You can also track your basal body temperature, which often changes at specific points in the menstrual cycle. When doing this, it's essential to take your temperature the very first thing in the morning at the same time every day to ensure accurate readings. When you ovulate, your temperature generally rises at least 0.2°F (about 0.11°C) for three consecutive days. You can also check the consistency of your cervical mucus; if you're ovulating, it should be thinner and clearer than normal in the middle of your cycle.
Women who conceive with only one ovary may be at higher risk for ectopic, or tubal, pregnancies. This is a situation in which the embryo implants outside the uterus, usually in a fallopian tube. Fetuses in these pregnancies cannot survive, and are either miscarried, absorbed back into the body, or must be removed. Several studies show that women with only one ovary may also be more likely to conceive children with Down's Syndrome. Additionally, you may experience a normal, age-related loss of fertility sooner, since your body only has half of the eggs.
There are some situations that can make it more difficult for you to get pregnant naturally if you only have one ovary, like having one ovary and one opposite fallopian tube. Though this makes it less likely that an egg will pass into the uterus during ovulation, it still happens sometimes. Additionally, if one of your ovaries has a problem, you may not be able to get pregnant if the other one is removed. Doctors will usually evaluate both of your ovaries before removing one, however, and alert you to any possible fertility issues. Regardless of how many ovaries you have, if both your fallopian tubes are blocked or removed, it's unlikely that you'll be able to conceive naturally.
Doctors usually advise all women, no matter how many ovaries they have, to try to get pregnant using natural methods for at least 15 months before consulting fertility experts. If you haven't gotten pregnant in that time, both you and your partner should be tested, since he may have fertility challenges too. When you show clear signs of infertility, like a lack of a period, it may be better to see a fertility expert sooner. Sometimes a remaining ovary may have scarring or the fallopian tube may be blocked, preventing the passage of an egg.
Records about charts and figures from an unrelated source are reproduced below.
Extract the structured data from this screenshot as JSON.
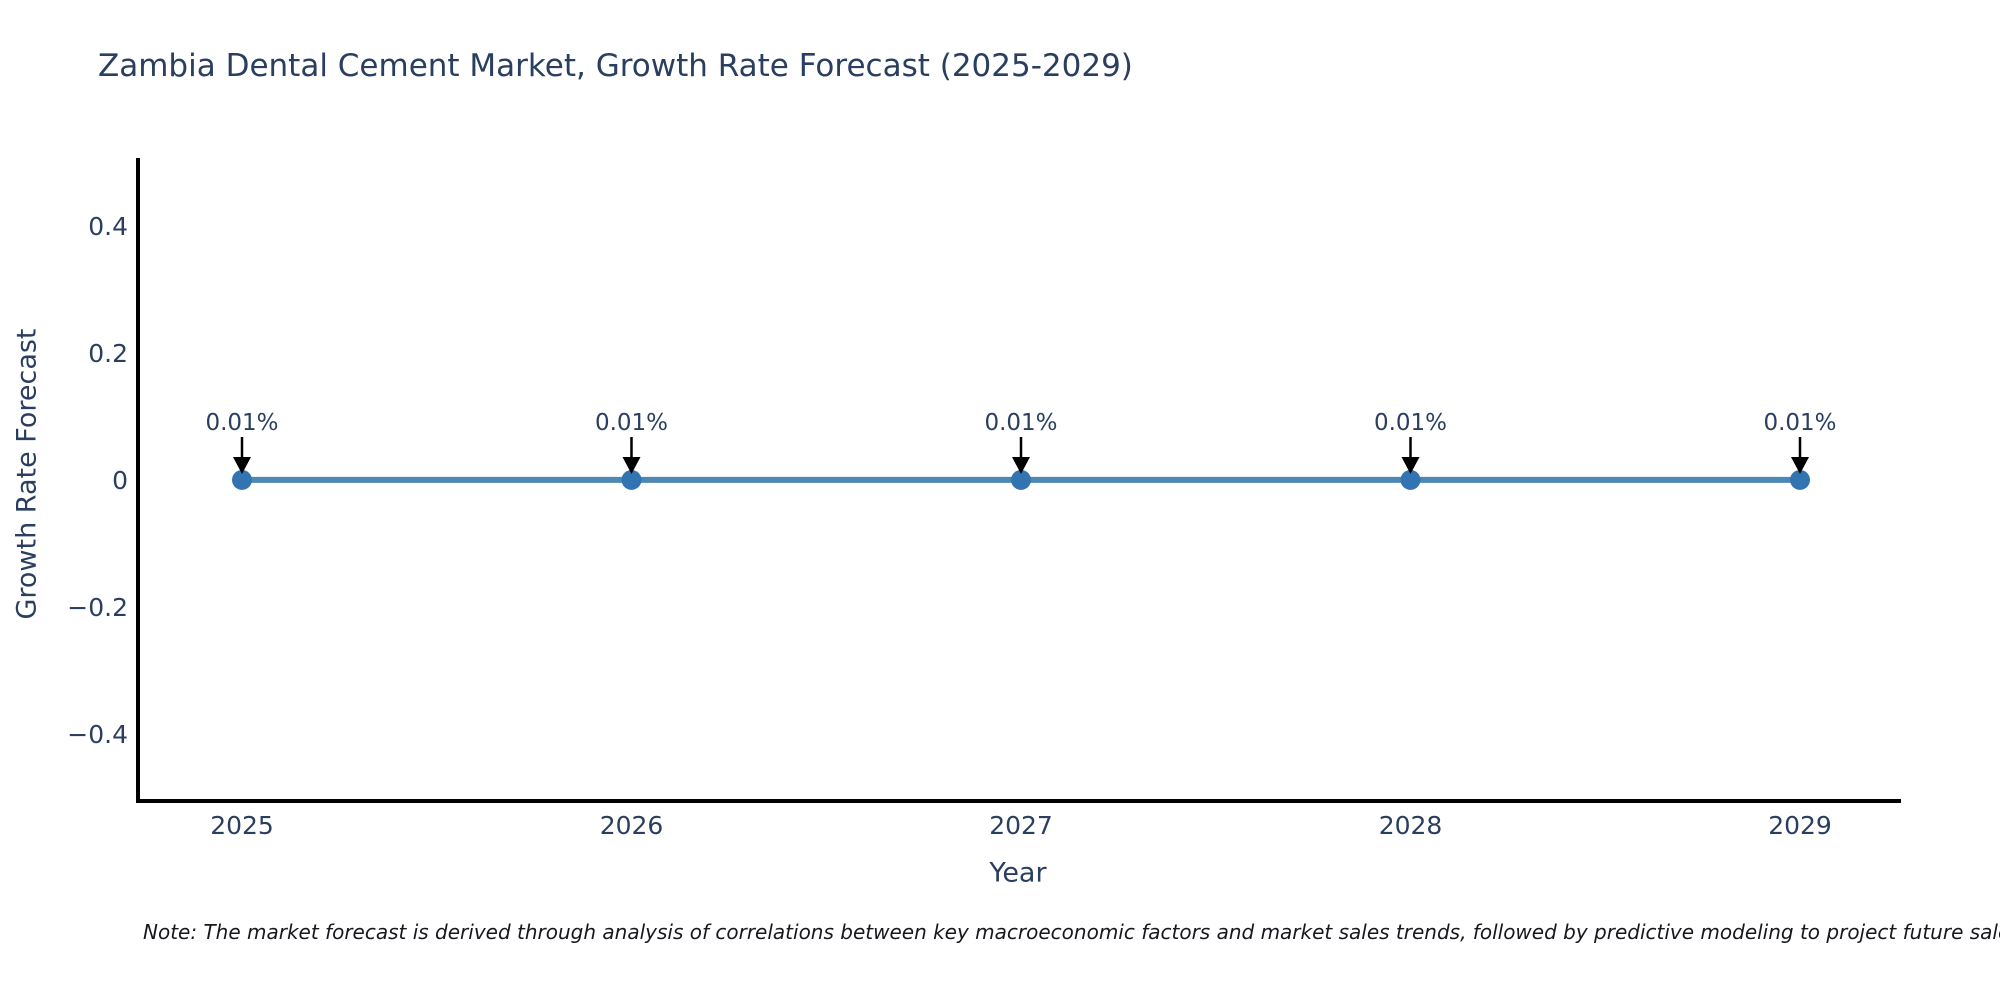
{
  "figure": {
    "title": "Zambia Dental Cement Market, Growth Rate Forecast (2025-2029)",
    "xlabel": "Year",
    "ylabel": "Growth Rate Forecast",
    "note": "Note: The market forecast is derived through analysis of correlations between key macroeconomic factors and market sales trends, followed by predictive modeling to project future sales",
    "colors": {
      "background": "#ffffff",
      "title_text": "#2a3f5f",
      "axis_line": "#000000",
      "tick_text": "#2a3f5f",
      "annotation_text": "#2a3f5f",
      "annotation_arrow": "#000000",
      "series_line": "#4d87b4",
      "marker_fill": "#3174b1",
      "note_text": "#16181d"
    }
  },
  "chart_data": {
    "type": "line",
    "title": "Zambia Dental Cement Market, Growth Rate Forecast (2025-2029)",
    "xlabel": "Year",
    "ylabel": "Growth Rate Forecast",
    "x": [
      "2025",
      "2026",
      "2027",
      "2028",
      "2029"
    ],
    "series": [
      {
        "name": "Growth Rate Forecast",
        "values_percent": [
          0.01,
          0.01,
          0.01,
          0.01,
          0.01
        ],
        "point_labels": [
          "0.01%",
          "0.01%",
          "0.01%",
          "0.01%",
          "0.01%"
        ]
      }
    ],
    "yticks": [
      {
        "value": 0.4,
        "label": "0.4"
      },
      {
        "value": 0.2,
        "label": "0.2"
      },
      {
        "value": 0,
        "label": "0"
      },
      {
        "value": -0.2,
        "label": "−0.2"
      },
      {
        "value": -0.4,
        "label": "−0.4"
      }
    ],
    "ylim": [
      -0.505,
      0.505
    ],
    "grid": false,
    "legend_position": "none",
    "annotations_style": "down-arrow-to-point"
  }
}
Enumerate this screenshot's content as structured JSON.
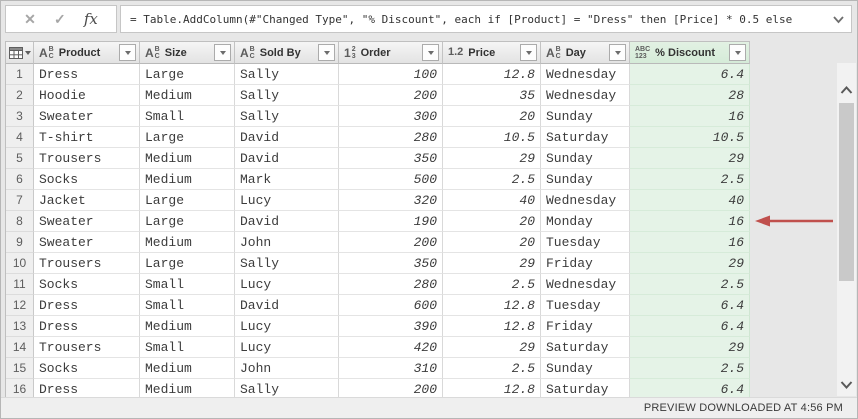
{
  "formula_bar": {
    "formula": "= Table.AddColumn(#\"Changed Type\", \"% Discount\", each if [Product] = \"Dress\" then [Price] * 0.5 else",
    "cancel_label": "✕",
    "commit_label": "✓",
    "fx_label": "fx"
  },
  "type_icons": {
    "text": [
      "A",
      "B",
      "C"
    ],
    "whole": [
      "1",
      "2",
      "3"
    ],
    "decimal": [
      "1.2"
    ],
    "any": [
      "ABC",
      "123"
    ]
  },
  "table": {
    "columns": [
      {
        "name": "Product",
        "type": "text",
        "align": "left",
        "highlight": false
      },
      {
        "name": "Size",
        "type": "text",
        "align": "left",
        "highlight": false
      },
      {
        "name": "Sold By",
        "type": "text",
        "align": "left",
        "highlight": false
      },
      {
        "name": "Order",
        "type": "whole",
        "align": "right",
        "highlight": false
      },
      {
        "name": "Price",
        "type": "decimal",
        "align": "right",
        "highlight": false
      },
      {
        "name": "Day",
        "type": "text",
        "align": "left",
        "highlight": false
      },
      {
        "name": "% Discount",
        "type": "any",
        "align": "right",
        "highlight": true
      }
    ],
    "rows": [
      {
        "num": "1",
        "cells": [
          "Dress",
          "Large",
          "Sally",
          "100",
          "12.8",
          "Wednesday",
          "6.4"
        ]
      },
      {
        "num": "2",
        "cells": [
          "Hoodie",
          "Medium",
          "Sally",
          "200",
          "35",
          "Wednesday",
          "28"
        ]
      },
      {
        "num": "3",
        "cells": [
          "Sweater",
          "Small",
          "Sally",
          "300",
          "20",
          "Sunday",
          "16"
        ]
      },
      {
        "num": "4",
        "cells": [
          "T-shirt",
          "Large",
          "David",
          "280",
          "10.5",
          "Saturday",
          "10.5"
        ]
      },
      {
        "num": "5",
        "cells": [
          "Trousers",
          "Medium",
          "David",
          "350",
          "29",
          "Sunday",
          "29"
        ]
      },
      {
        "num": "6",
        "cells": [
          "Socks",
          "Medium",
          "Mark",
          "500",
          "2.5",
          "Sunday",
          "2.5"
        ]
      },
      {
        "num": "7",
        "cells": [
          "Jacket",
          "Large",
          "Lucy",
          "320",
          "40",
          "Wednesday",
          "40"
        ]
      },
      {
        "num": "8",
        "cells": [
          "Sweater",
          "Large",
          "David",
          "190",
          "20",
          "Monday",
          "16"
        ]
      },
      {
        "num": "9",
        "cells": [
          "Sweater",
          "Medium",
          "John",
          "200",
          "20",
          "Tuesday",
          "16"
        ]
      },
      {
        "num": "10",
        "cells": [
          "Trousers",
          "Large",
          "Sally",
          "350",
          "29",
          "Friday",
          "29"
        ]
      },
      {
        "num": "11",
        "cells": [
          "Socks",
          "Small",
          "Lucy",
          "280",
          "2.5",
          "Wednesday",
          "2.5"
        ]
      },
      {
        "num": "12",
        "cells": [
          "Dress",
          "Small",
          "David",
          "600",
          "12.8",
          "Tuesday",
          "6.4"
        ]
      },
      {
        "num": "13",
        "cells": [
          "Dress",
          "Medium",
          "Lucy",
          "390",
          "12.8",
          "Friday",
          "6.4"
        ]
      },
      {
        "num": "14",
        "cells": [
          "Trousers",
          "Small",
          "Lucy",
          "420",
          "29",
          "Saturday",
          "29"
        ]
      },
      {
        "num": "15",
        "cells": [
          "Socks",
          "Medium",
          "John",
          "310",
          "2.5",
          "Sunday",
          "2.5"
        ]
      },
      {
        "num": "16",
        "cells": [
          "Dress",
          "Medium",
          "Sally",
          "200",
          "12.8",
          "Saturday",
          "6.4"
        ]
      }
    ],
    "arrow_row_num": "8"
  },
  "status_bar": {
    "text": "PREVIEW DOWNLOADED AT 4:56 PM"
  },
  "colors": {
    "highlight_header": "#dceedd",
    "highlight_cell": "#e5f3e7",
    "arrow": "#c0504d",
    "accent_gray": "#e7e7e7"
  }
}
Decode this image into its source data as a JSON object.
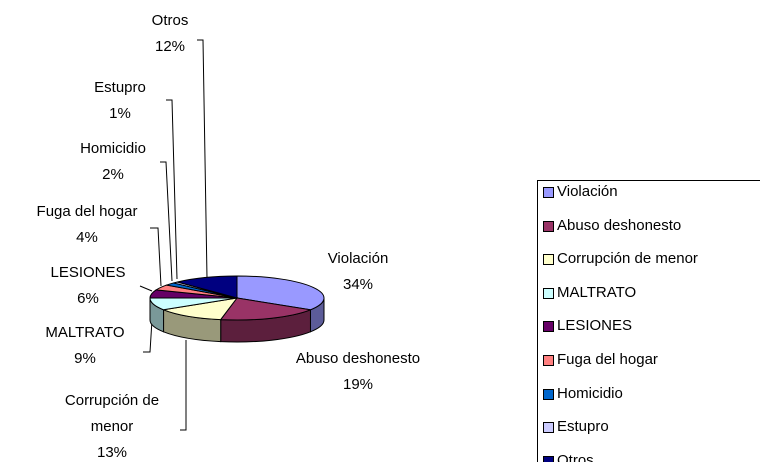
{
  "chart_data": {
    "type": "pie3d",
    "categories": [
      "Violación",
      "Abuso deshonesto",
      "Corrupción de menor",
      "MALTRATO",
      "LESIONES",
      "Fuga del hogar",
      "Homicidio",
      "Estupro",
      "Otros"
    ],
    "values": [
      34,
      19,
      13,
      9,
      6,
      4,
      2,
      1,
      12
    ],
    "value_labels": [
      "34%",
      "19%",
      "13%",
      "9%",
      "6%",
      "4%",
      "2%",
      "1%",
      "12%"
    ],
    "colors": [
      "#9999ff",
      "#993366",
      "#ffffcc",
      "#ccffff",
      "#660066",
      "#ff8080",
      "#0066cc",
      "#ccccff",
      "#000080"
    ],
    "legend": "right"
  }
}
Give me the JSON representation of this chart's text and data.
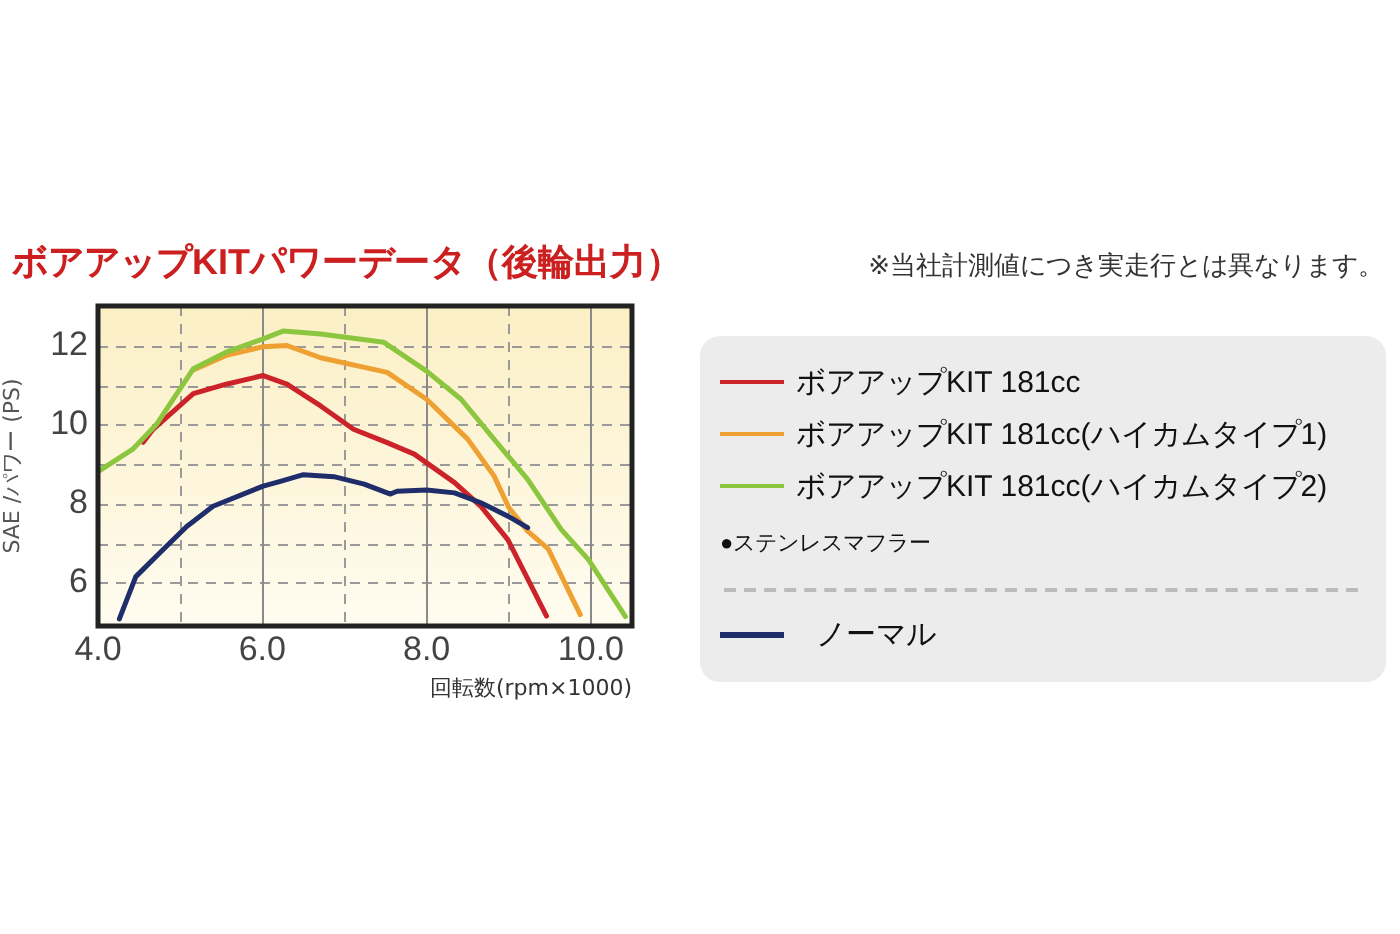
{
  "chart_data": {
    "type": "line",
    "title": "ボアアップKITパワーデータ（後輪出力）",
    "xlabel": "回転数(rpm×1000)",
    "ylabel": "SAE /パワー (PS)",
    "annotations": [
      "※当社計測値につき実走行とは異なります。",
      "●ステンレスマフラー"
    ],
    "series": [
      {
        "name": "ボアアップKIT 181cc",
        "color": "#cc2229",
        "x": [
          4.55,
          4.67,
          5.16,
          5.56,
          6.01,
          6.3,
          6.71,
          7.11,
          7.52,
          7.85,
          8.34,
          8.66,
          8.99,
          9.46
        ],
        "values": [
          9.55,
          9.88,
          10.78,
          11.02,
          11.24,
          11.02,
          10.47,
          9.88,
          9.54,
          9.25,
          8.53,
          7.93,
          7.08,
          5.15
        ]
      },
      {
        "name": "ボアアップKIT 181cc(ハイカムタイプ1)",
        "color": "#eea032",
        "x": [
          5.16,
          5.56,
          6.01,
          6.3,
          6.71,
          7.52,
          8.0,
          8.5,
          8.82,
          9.0,
          9.23,
          9.48,
          9.87
        ],
        "values": [
          11.38,
          11.75,
          11.97,
          12.0,
          11.69,
          11.32,
          10.64,
          9.63,
          8.7,
          7.9,
          7.3,
          6.85,
          5.19
        ]
      },
      {
        "name": "ボアアップKIT 181cc(ハイカムタイプ2)",
        "color": "#8cc63f",
        "x": [
          4.0,
          4.42,
          4.71,
          5.16,
          5.56,
          6.01,
          6.26,
          6.71,
          7.48,
          8.0,
          8.42,
          8.82,
          9.23,
          9.64,
          9.97,
          10.42
        ],
        "values": [
          8.81,
          9.37,
          10.0,
          11.41,
          11.83,
          12.17,
          12.37,
          12.29,
          12.08,
          11.35,
          10.64,
          9.63,
          8.61,
          7.34,
          6.58,
          5.14
        ]
      },
      {
        "name": "ノーマル",
        "color": "#1f2d6b",
        "x": [
          4.26,
          4.46,
          4.75,
          5.08,
          5.4,
          6.01,
          6.22,
          6.5,
          6.87,
          7.24,
          7.56,
          7.64,
          8.0,
          8.34,
          8.66,
          8.99,
          9.23
        ],
        "values": [
          5.08,
          6.15,
          6.75,
          7.42,
          7.93,
          8.44,
          8.56,
          8.73,
          8.68,
          8.49,
          8.24,
          8.31,
          8.34,
          8.27,
          8.02,
          7.68,
          7.39
        ]
      }
    ],
    "xlim": [
      4,
      10.5
    ],
    "xticks": [
      {
        "value": 4,
        "label": "4.0"
      },
      {
        "value": 5,
        "label": null
      },
      {
        "value": 6,
        "label": "6.0"
      },
      {
        "value": 7,
        "label": null
      },
      {
        "value": 8,
        "label": "8.0"
      },
      {
        "value": 9,
        "label": null
      },
      {
        "value": 10,
        "label": "10.0"
      }
    ],
    "ylim": [
      4.9,
      13
    ],
    "yticks": [
      6,
      {
        "value": 7,
        "label": null
      },
      8,
      {
        "value": 9,
        "label": null
      },
      10,
      {
        "value": 11,
        "label": null
      },
      12
    ],
    "grid": true,
    "legend": "right"
  }
}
Surgery can sometimes clear scarring to make ovulation easier.
Another fertility treatment for women in this situation includes in vitro fertilization (IVF), in which a specialist puts a fertilized egg directly into the uterus. Some women also try fertility-enhancing medications, like gonadotropin-releasing hormone (GnRH), human chorionic gonadotropin (HCG), and follicle-stimulating hormone (FSH). Though studies show that the pregnancy rates for women with one ovary with IVF or on fertility medications are about the same as those with both ovaries, the women with only one need higher dosages of medication and take a longer time to get the ovary to the same state of stimulation.
Even if none of the treatments work and you're told you can't conceive, it's best to still practice safe sex and use protection to avoid pregnancy. In some cases, the seemingly impossible occurs, and women who were thought to be previously infertile become pregnant unexpectedly. Using condoms and spermicides not only reduces the risk of pregnancy but also the spread of sexually transmitted diseases, and so should be used even if pregnancy seems very unlikely.